We now will use the grid search function to determine at which c-value we find the best parameters.

In [17]:
from sklearn.linear_model import LogisticRegression

grid = { "logisticregression__C": 10 ** np.linspace(-1, 4, 40), 
         # ridge and LASSO cases:
         "logisticregression__penalty": ["l2", "l1"]   
        }

learner = make_pipeline(
    StandardScaler(),
    LogisticRegression( solver="liblinear" )
    )

kf = StratifiedKFold(n_splits=6, shuffle=True, random_state=302)

search = GridSearchCV(
    learner, grid, 
    cv=kf,
    n_jobs=-1
    )

search.fit(X_train, y_train)

print("Best parameters:")
print(search.best_params_)
print()
print(f"Best score is {search.best_score_:.2%}")



Best parameters:
{'logisticregression__C': 1.4251026703029979, 'logisticregression__penalty': 'l2'}

Best score is 96.81%


In [18]:
search.fit(X_train_reduced, y_train)

print("Best parameters:")
print(search.best_params_)
print()
print(f"Best score is {search.best_score_:.2%}")

Best parameters:
{'logisticregression__C': 0.1, 'logisticregression__penalty': 'l2'}

Best score is 96.81%


We find that the best value for logistic regression on the initial predictor is C = 1.425, with a 96.81% score, while the best value of C on the predictor without the features removed by the LASSO regression function is 0.1, with a score of 96.81%, identical to the original predictor.

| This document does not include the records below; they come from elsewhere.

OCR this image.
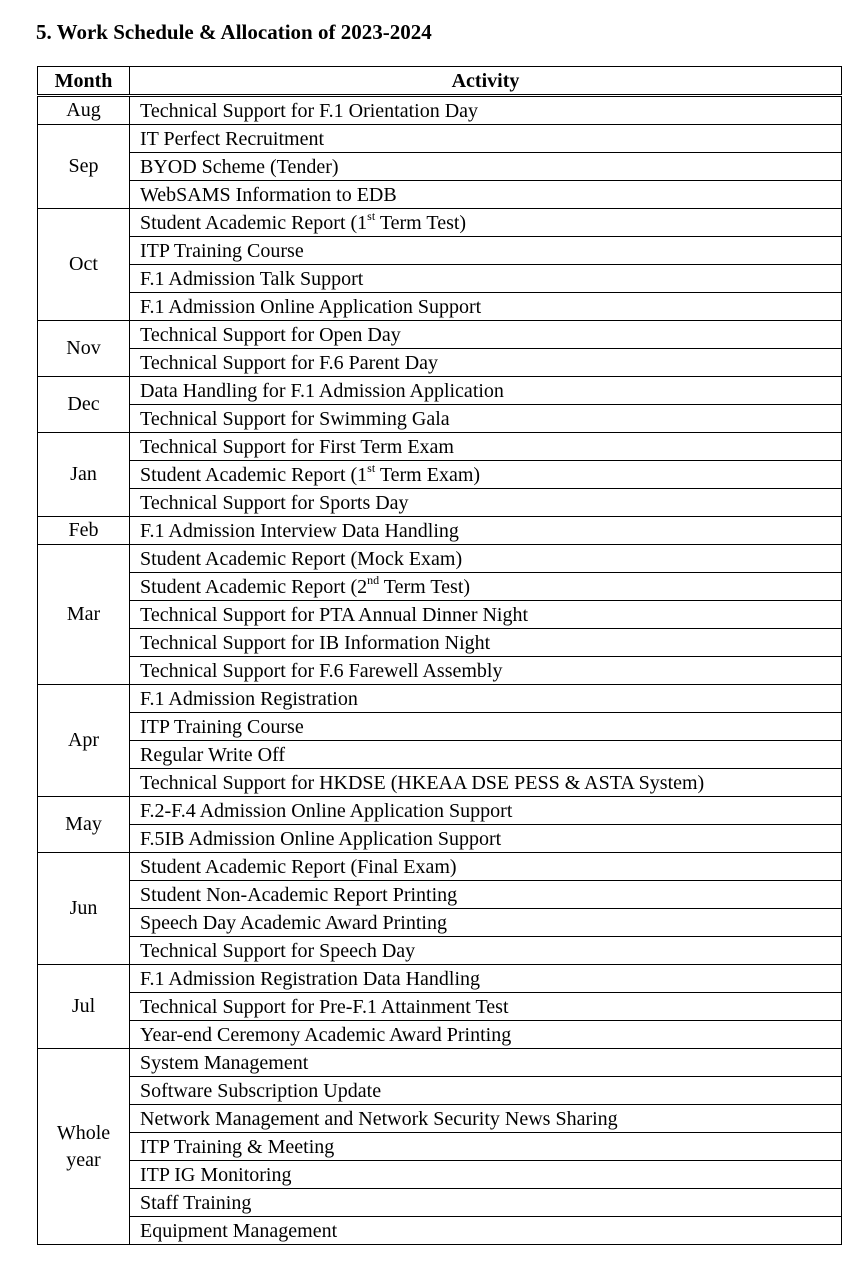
5. Work Schedule & Allocation of 2023-2024
Month	Activity
Aug	Technical Support for F.1 Orientation Day
Sep	IT Perfect Recruitment
	BYOD Scheme (Tender)
	WebSAMS Information to EDB
Oct	Student Academic Report (1st Term Test)
	ITP Training Course
	F.1 Admission Talk Support
	F.1 Admission Online Application Support
Nov	Technical Support for Open Day
	Technical Support for F.6 Parent Day
Dec	Data Handling for F.1 Admission Application
	Technical Support for Swimming Gala
Jan	Technical Support for First Term Exam
	Student Academic Report (1st Term Exam)
	Technical Support for Sports Day
Feb	F.1 Admission Interview Data Handling
Mar	Student Academic Report (Mock Exam)
	Student Academic Report (2nd Term Test)
	Technical Support for PTA Annual Dinner Night
	Technical Support for IB Information Night
	Technical Support for F.6 Farewell Assembly
Apr	F.1 Admission Registration
	ITP Training Course
	Regular Write Off
	Technical Support for HKDSE (HKEAA DSE PESS & ASTA System)
May	F.2-F.4 Admission Online Application Support
	F.5IB Admission Online Application Support
Jun	Student Academic Report (Final Exam)
	Student Non-Academic Report Printing
	Speech Day Academic Award Printing
	Technical Support for Speech Day
Jul	F.1 Admission Registration Data Handling
	Technical Support for Pre-F.1 Attainment Test
	Year-end Ceremony Academic Award Printing
Whole year	System Management
	Software Subscription Update
	Network Management and Network Security News Sharing
	ITP Training & Meeting
	ITP IG Monitoring
	Staff Training
	Equipment Management
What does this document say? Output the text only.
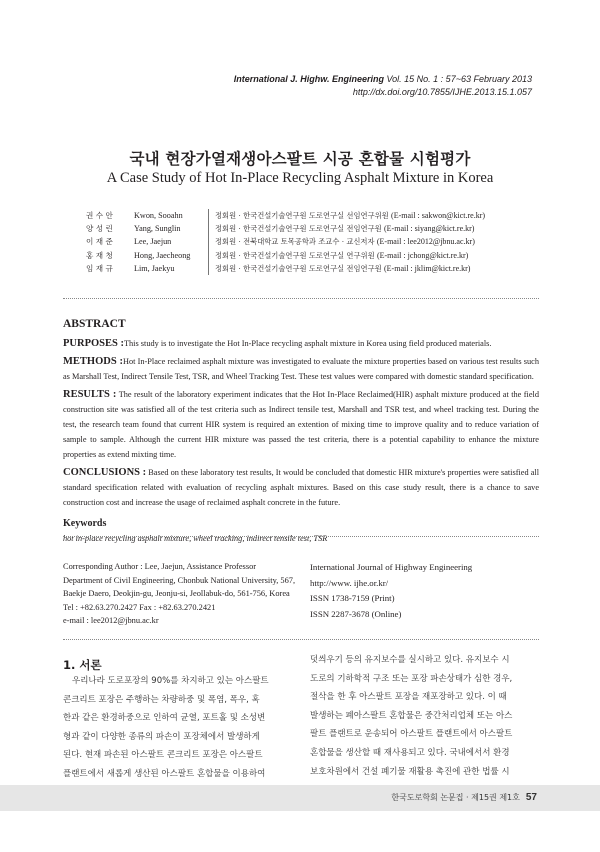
International J. Highw. Engineering Vol. 15 No. 1 : 57~63 February 2013
http://dx.doi.org/10.7855/IJHE.2013.15.1.057
국내 현장가열재생아스팔트 시공 혼합물 시험평가
A Case Study of Hot In-Place Recycling Asphalt Mixture in Korea
권 수 안	Kwon, Sooahn	정회원 · 한국건설기술연구원 도로연구실 선임연구위원 (E-mail : sakwon@kict.re.kr)
양 성 린	Yang, Sunglin	정회원 · 한국건설기술연구원 도로연구실 전임연구원 (E-mail : siyang@kict.re.kr)
이 재 준	Lee, Jaejun	정회원 · 전북대학교 토목공학과 조교수 · 교신저자 (E-mail : lee2012@jbnu.ac.kr)
홍 재 청	Hong, Jaecheong	정회원 · 한국건설기술연구원 도로연구실 연구위원 (E-mail : jchong@kict.re.kr)
임 재 규	Lim, Jaekyu	정회원 · 한국건설기술연구원 도로연구실 전임연구원 (E-mail : jklim@kict.re.kr)
ABSTRACT

PURPOSES :This study is to investigate the Hot In-Place recycling asphalt mixture in Korea using field produced materials.

METHODS :Hot In-Place reclaimed asphalt mixture was investigated to evaluate the mixture properties based on various test results such as Marshall Test, Indirect Tensile Test, TSR, and Wheel Tracking Test. These test values were compared with domestic standard specification.

RESULTS : The result of the laboratory experiment indicates that the Hot In-Place Reclaimed(HIR) asphalt mixture produced at the field construction site was satisfied all of the test criteria such as Indirect tensile test, Marshall and TSR test, and wheel tracking test. During the test, the research team found that current HIR system is required an extention of mixing time to improve quality and to reduce variation of sample to sample. Although the current HIR mixture was passed the test criteria, there is a potential capability to enhance the mixture properties as extend mixting time.

CONCLUSIONS : Based on these laboratory test results, It would be concluded that domestic HIR mixture's properties were satisfied all standard specification related with evaluation of recycling asphalt mixtures. Based on this case study result, there is a chance to save construction cost and increase the usage of reclaimed asphalt concrete in the future.

Keywords
hot in-place recycling asphalt mixture, wheel tracking, indirect tensile test, TSR
Corresponding Author : Lee, Jaejun, Assistance Professor
Department of Civil Engineering, Chonbuk National University, 567,
Baekje Daero, Deokjin-gu, Jeonju-si, Jeollabuk-do, 561-756, Korea
Tel : +82.63.270.2427 Fax : +82.63.270.2421
e-mail : lee2012@jbnu.ac.kr
International Journal of Highway Engineering
http://www. ijhe.or.kr/
ISSN 1738-7159 (Print)
ISSN 2287-3678 (Online)
1. 서론
우리나라 도로포장의 90%를 차지하고 있는 아스팔트
콘크리트 포장은 주행하는 차량하중 및 폭염, 폭우, 혹
한과 같은 환경하중으로 인하여 균열, 포트홀 및 소성변
형과 같이 다양한 종류의 파손이 포장체에서 발생하게
된다. 현재 파손된 아스팔트 콘크리트 포장은 아스팔트
플랜트에서 새롭게 생산된 아스팔트 혼합물을 이용하여
덧씌우기 등의 유지보수를 실시하고 있다. 유지보수 시
도로의 기하학적 구조 또는 포장 파손상태가 심한 경우,
절삭을 한 후 아스팔트 포장을 재포장하고 있다. 이 때
발생하는 폐아스팔트 혼합물은 중간처리업체 또는 아스
팔트 플랜트로 운송되어 아스팔트 플랜트에서 아스팔트
혼합물을 생산할 때 재사용되고 있다. 국내에서서 환경
보호차원에서 건설 폐기물 재활용 촉진에 관한 법률 시
한국도로학회 논문집 · 제15권 제1호 57
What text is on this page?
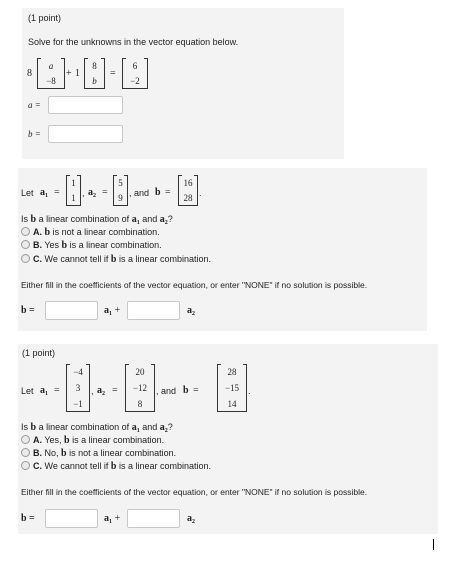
(1 point)
Solve for the unknowns in the vector equation below.
8
a
−8
+ 1
8
b
=
6
−2
a =
b =
Let $a_1$ =
1
1
, $a_2$ =
5
9
, and b =
16
28
.
Is b a linear combination of $a_1$ and $a_2$?
A. b is not a linear combination.
B. Yes b is a linear combination.
C. We cannot tell if b is a linear combination.
Either fill in the coefficients of the vector equation, or enter "NONE" if no solution is possible.
b =	$a_1$ +	$a_2$
(1 point)
Let $a_1$ =
−4
3
−1
, $a_2$ =
20
−12
8
, and b =
28
−15
14
.
Is b a linear combination of $a_1$ and $a_2$?
A. Yes, b is a linear combination.
B. No, b is not a linear combination.
C. We cannot tell if b is a linear combination.
Either fill in the coefficients of the vector equation, or enter "NONE" if no solution is possible.
b =	$a_1$ +	$a_2$
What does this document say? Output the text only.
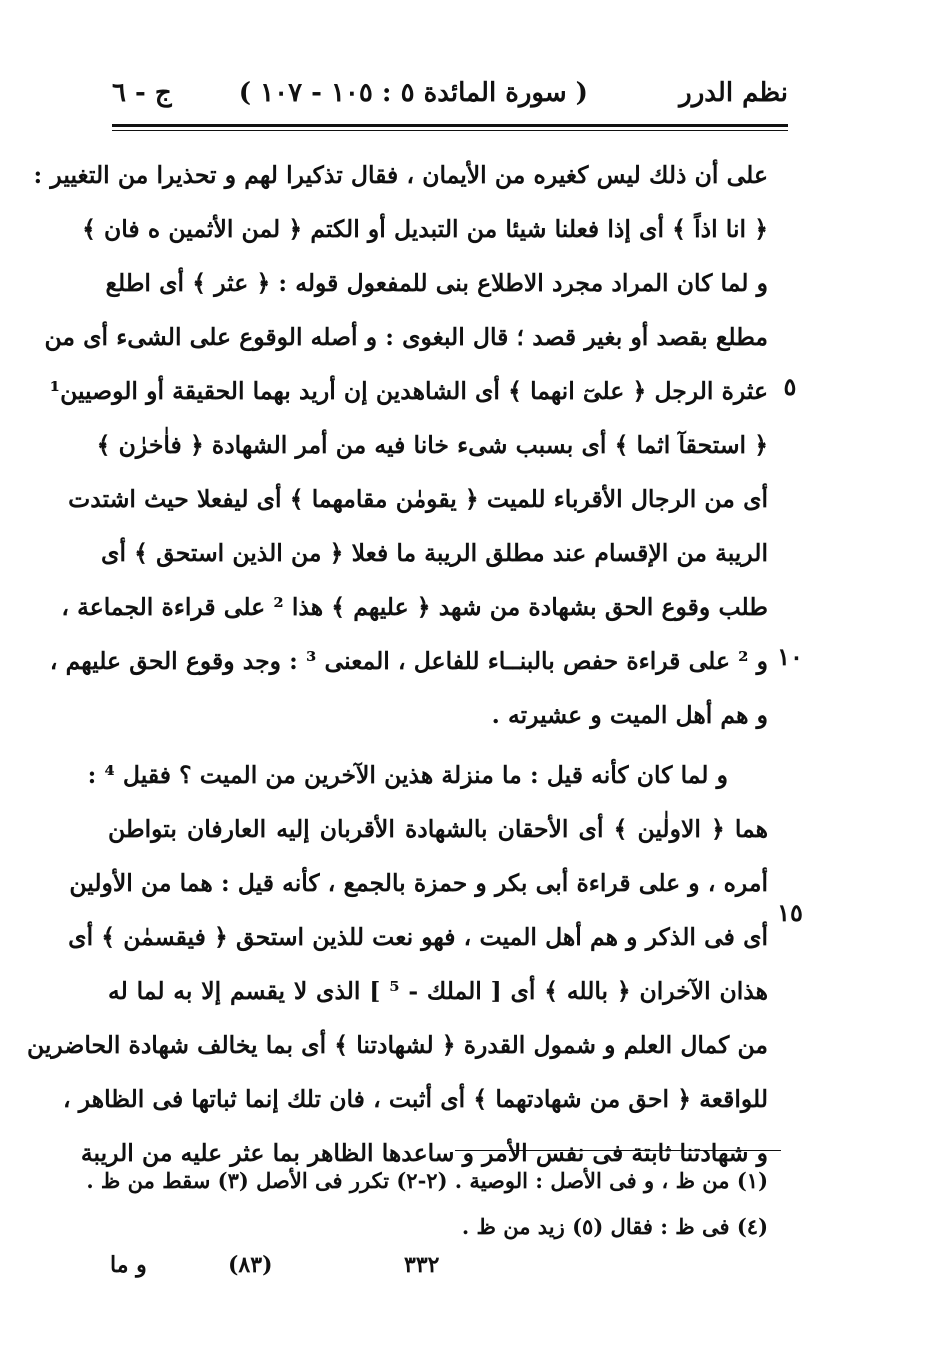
نظم الدرر
( سورة المائدة ٥ : ١٠٥ - ١٠٧ )
ج - ٦
على أن ذلك ليس كغيره من الأيمان ، فقال تذكيرا لهم و تحذيرا من التغيير :
﴿ انا اذاً ﴾ أى إذا فعلنا شيئا من التبديل أو الكتم ﴿ لمن الأثمين ه فان ﴾
و لما كان المراد مجرد الاطلاع بنى للمفعول قوله : ﴿ عثر ﴾ أى اطلع
مطلع بقصد أو بغير قصد ؛ قال البغوى : و أصله الوقوع على الشىء أى من
عثرة الرجل ﴿ علىٓ انهما ﴾ أى الشاهدين إن أريد بهما الحقيقة أو الوصيين¹
﴿ استحقآ اثما ﴾ أى بسبب شىء خانا فيه من أمر الشهادة ﴿ فاٰخرٰن ﴾
أى من الرجال الأقرباء للميت ﴿ يقومٰن مقامهما ﴾ أى ليفعلا حيث اشتدت
الريبة من الإقسام عند مطلق الريبة ما فعلا ﴿ من الذين استحق ﴾ أى
طلب وقوع الحق بشهادة من شهد ﴿ عليهم ﴾ هذا ² على قراءة الجماعة ،
و ² على قراءة حفص بالبنــاء للفاعل ، المعنى ³ : وجد وقوع الحق عليهم ،
و هم أهل الميت و عشيرته .
و لما كان كأنه قيل : ما منزلة هذين الآخرين من الميت ؟ فقيل ⁴ :
هما ﴿ الاولٰين ﴾ أى الأحقان بالشهادة الأقربان إليه العارفان بتواطن
أمره ، و على قراءة أبى بكر و حمزة بالجمع ، كأنه قيل : هما من الأولين
أى فى الذكر و هم أهل الميت ، فهو نعت للذين استحق ﴿ فيقسمٰن ﴾ أى
هذان الآخران ﴿ بالله ﴾ أى [ الملك - ⁵ ] الذى لا يقسم إلا به لما له
من كمال العلم و شمول القدرة ﴿ لشهادتنا ﴾ أى بما يخالف شهادة الحاضرين
للواقعة ﴿ احق من شهادتهما ﴾ أى أثبت ، فان تلك إنما ثباتها فى الظاهر ،
و شهادتنا ثابتة فى نفس الأمر و ساعدها الظاهر بما عثر عليه من الريبة
٥
١٠
١٥
(١) من ظ ، و فى الأصل : الوصية . (٢-٢) تكرر فى الأصل (٣) سقط من ظ .
(٤) فى ظ : فقال (٥) زيد من ظ .
و ما	(٨٣)	٣٣٢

We now look at regularization with the default value versus logistic regression with the set value for C of 1.425 on the original set, and 0.1 on the new predictor.

In [19]:
logreg = LogisticRegression(solver="liblinear")
logreg.fit(X_train, y_train)
acc = logreg.score(X_test, y_test)
print(f"accuracy with default regularization is {acc:.2%}")

logreg = LogisticRegression(solver="liblinear", C=1.425)
logreg.fit(X_train, y_train)
acc = logreg.score(X_test, y_test)
print(f"accuracy with C=1.425 is {acc:.2%}")

accuracy with default regularization is 96.43%
accuracy with C=1.425 is 96.43%


In [20]:
logreg = LogisticRegression(solver="liblinear")
logreg.fit(X_train_reduced, y_train)
acc = logreg.score(X_test_reduced, y_test)
print(f"accuracy with default regularization is {acc:.2%}")

logreg = LogisticRegression(solver="liblinear", C=0.1)
logreg.fit(X_train_reduced, y_train)
acc = logreg.score(X_test_reduced, y_test)
print(f"accuracy with C=0.1 is {acc:.2%}")

accuracy with default regularization is 97.02%
accuracy with C=0.1 is 97.02%


We find that the accuracy percentage values are optimal at the values we previously found.

# Conclusion
Throughout this project we were able to implement Multi-Linear regression with LASSO regularization, Multi-Linear regression with Ridge regularization, and Non-Linear regression with kNN optimization on hyperparameters.

However, this project was far from a success as each attempt to optimize our data lead to worse regression scores, often going from slightly negative to even more negative.

This can likely be attributed to the inefficient target column, only 3.1% of our target columns had non-zero values, and because of this and the often initially negative regression scores, we can tell that the model did not like the data that we presented it with, more than likely causing our issues in trying to optimize regression.

If I was to attempt these findings again, I would assign each team with values based upon which round they advanced to, and would have given them integer values based on what round they made it to, as opposed to only receiving a value for winning the Superbowl.